It cannot be said that a supercilious appearance is specially attractive, yet the obliteration of the eyes’ hollowness is an advantage; and it may be added that, since perfect health is not a superabundant phenomenon, the same reasoning explains why many faces are so much more fascinating in a reclining or semi-reclining position than when upright. Fashion, of course, being the handmaid of ugliness, does not object to hollow eyes encircled by blue rings, but even cultivates them. Yet in her heart of hearts every fashionable woman knows that nothing so surely kills masculine admiration—not to speak of Love—as sunken eyes with blue rings.
A slight drooping of the eyelids, on the other hand, gives a pleasing expression of amorous languor. The lid, with its lashes, in this case, coyly veils the lustre of the eye, without extinguishing it. Hence, in the words of Dr. Magnus, the sculptors of antiquity made use of this slight lowering of the lid to express sensuous love; and accordingly it was customary to chisel the eyes of Venus with drooping lids and a small aperture.
In their task of moderating and varying the lustre of the eyeball, the lids are greatly assisted by the lashes. An eye with missing or too short lashes is apt to appear too fiery, glaring, or “stinging.” Long dark eyelashes are of all the means of flirtation the most irresistible. Note yonder artful maiden. How modestly and coyly she droops her eyes, till suddenly the fringed curtain is raised and a glorious symphony of colour and lustre is flashed on her poor companion’s dazed vision! No wonder he staggers and falls in love at first sight.
“White lashes and eyebrows are so disagreeably suggestive,” we read in the Ugly Girl Papers, “that one cannot blame their possessor for disguising them by a harmless device. A decoction of walnut juice should be made in season, and kept in a bottle for use the year round. It is to be applied with a small hair-pencil to the brows and lashes, turning them to a rich brown, which harmonises with fair hair.” Another recipe given, by a good authority, is as follows: “Take frankincense, resin, pitch, of each one half ounce; gum mastic, quarter of an ounce; mix and drop on red-hot charcoals.
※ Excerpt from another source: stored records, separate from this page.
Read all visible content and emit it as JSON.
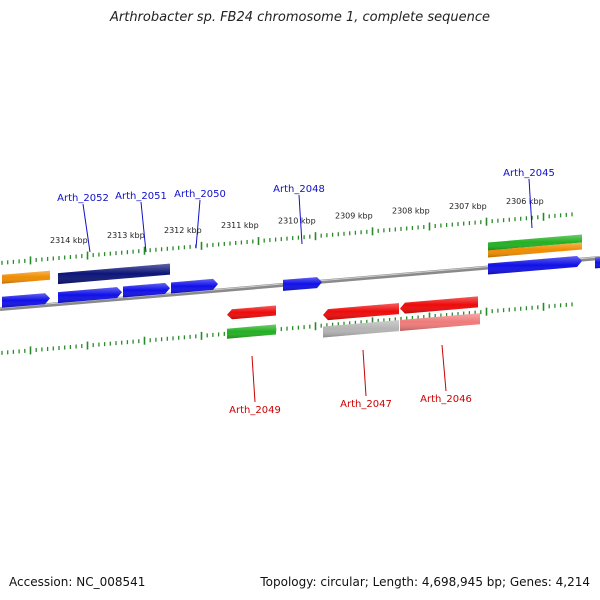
{
  "title": "Arthrobacter sp. FB24 chromosome 1, complete sequence",
  "footer": {
    "accession": "Accession: NC_008541",
    "summary": "Topology: circular; Length: 4,698,945 bp; Genes: 4,214"
  },
  "colors": {
    "blue": "#1010e8",
    "navy": "#0c1478",
    "red": "#ee0a0a",
    "green": "#22b022",
    "orange": "#f08c00",
    "gray": "#b4b4b4",
    "pink": "#f07a7a",
    "tick": "#2a8a2a",
    "backbone": "#8a8a8a"
  },
  "scale": {
    "labels": [
      "2314 kbp",
      "2313 kbp",
      "2312 kbp",
      "2311 kbp",
      "2310 kbp",
      "2309 kbp",
      "2308 kbp",
      "2307 kbp",
      "2306 kbp"
    ]
  },
  "gene_labels": {
    "forward": [
      "Arth_2052",
      "Arth_2051",
      "Arth_2050",
      "Arth_2048",
      "Arth_2045"
    ],
    "reverse": [
      "Arth_2049",
      "Arth_2047",
      "Arth_2046"
    ]
  }
}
Receive the fumes in a large funnel, and a black powder will adhere to its sides. Mix this with fresh juice of alderberries (or Cologne water will do), and apply with a fine camel-hair brush.”
Those who wish to make their lashes longer and more regular may find the following suggestions, by Drs. Brinton and Napheys, of use: “The eyelashes should be examined one by one, and any which are split, or crooked, or feeble, should be trimmed with a pair of sharp scissors. The base of the lashes should be anointed nightly with a minute quantity of oil of cajuput on the top of a camel-hair brush, and the examination and trimming repeated every month. If this is sedulously carried out for a few months the result will be gratifying.”
All such operations should be performed by another person, for the eye is a most delicate organ. Yet, not even this organ has been spared by deforming Fashion. The fact that some Africans colour their eyelids black may have a utilitarian rather than a cosmetic reason. But what shall we say to the Africans who eradicate their eyebrows, and the Paraguayans, who remove their eyelashes because they “do not wish to be like horses?”